3.6Effective Feedback to Students
The aim of feedback is to communicate to students how well their knowledge, understanding and skills are developing in relation to the outcomes. Feedback enables students to recognise their strengths and areas for development, and to plan with their teacher the next steps in their learning. They are then given opportunities to improve and further develop their knowledge, understanding and skills.
Teacher feedback about student work is essential for students and is integral to the teaching and learning process. Student self-reflection and peer evaluation can also provide valuable feedback to students. Students should be provided with regular opportunities to reflect on their learning.
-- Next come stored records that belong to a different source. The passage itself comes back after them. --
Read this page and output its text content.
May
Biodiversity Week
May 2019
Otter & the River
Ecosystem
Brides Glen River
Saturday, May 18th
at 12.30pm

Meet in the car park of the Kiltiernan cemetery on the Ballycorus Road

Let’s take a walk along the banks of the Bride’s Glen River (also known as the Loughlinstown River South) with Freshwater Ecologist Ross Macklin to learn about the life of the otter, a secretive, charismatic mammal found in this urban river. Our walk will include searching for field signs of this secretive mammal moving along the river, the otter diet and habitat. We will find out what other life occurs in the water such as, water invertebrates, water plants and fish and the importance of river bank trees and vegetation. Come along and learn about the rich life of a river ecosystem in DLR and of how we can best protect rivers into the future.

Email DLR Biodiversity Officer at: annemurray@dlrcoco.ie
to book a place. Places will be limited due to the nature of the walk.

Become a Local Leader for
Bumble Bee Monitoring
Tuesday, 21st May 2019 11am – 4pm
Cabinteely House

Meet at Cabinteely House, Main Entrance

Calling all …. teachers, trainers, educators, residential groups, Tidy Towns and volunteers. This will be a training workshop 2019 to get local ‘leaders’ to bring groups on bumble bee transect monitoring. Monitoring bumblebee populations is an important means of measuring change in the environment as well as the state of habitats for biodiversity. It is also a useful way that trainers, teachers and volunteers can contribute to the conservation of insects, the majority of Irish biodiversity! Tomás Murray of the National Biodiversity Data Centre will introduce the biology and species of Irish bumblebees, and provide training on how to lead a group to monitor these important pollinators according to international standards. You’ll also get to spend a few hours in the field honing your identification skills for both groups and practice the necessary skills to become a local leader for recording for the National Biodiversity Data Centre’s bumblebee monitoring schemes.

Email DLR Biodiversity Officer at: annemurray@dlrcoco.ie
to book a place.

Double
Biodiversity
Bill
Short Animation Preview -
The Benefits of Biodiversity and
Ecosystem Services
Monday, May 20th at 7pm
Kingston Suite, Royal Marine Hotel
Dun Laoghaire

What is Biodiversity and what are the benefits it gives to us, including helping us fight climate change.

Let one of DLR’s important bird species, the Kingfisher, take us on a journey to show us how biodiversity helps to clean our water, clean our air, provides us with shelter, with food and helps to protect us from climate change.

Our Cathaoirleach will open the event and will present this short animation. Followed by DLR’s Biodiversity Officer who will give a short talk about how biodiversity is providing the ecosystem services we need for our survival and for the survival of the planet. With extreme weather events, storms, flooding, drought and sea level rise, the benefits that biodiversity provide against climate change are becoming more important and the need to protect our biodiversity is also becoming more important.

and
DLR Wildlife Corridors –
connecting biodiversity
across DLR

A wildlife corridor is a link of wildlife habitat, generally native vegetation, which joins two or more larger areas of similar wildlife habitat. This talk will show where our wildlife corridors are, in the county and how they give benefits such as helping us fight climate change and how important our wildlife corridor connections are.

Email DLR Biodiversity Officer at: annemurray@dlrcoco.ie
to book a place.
focus on the activity and what was expected
be constructive, providing meaningful information to students about their learning
identify and reinforce students’ strengths and state clearly how students can improve.
Forms of feedback include:
oral discussion with class, groups or individual students
general comments to the class about those aspects of the activity in which students excelled and those aspects that still need addressing
examples of good responses
peer evaluation and self-evaluation.
3.7Recording Evidence for Assessment
Recording student performance needs to be manageable. Teachers should make decisions about which aspects of student performance on an activity should be recorded, and in what format. The teacher can use this information to ascertain students’ progress, what needs to be taught next and to what level of detail, and to form a judgement of student achievement at key points.
Record-keeping should reflect the reporting processes of the school and may take the form of individual comments or notations, marks, grades or visual representations for the activities.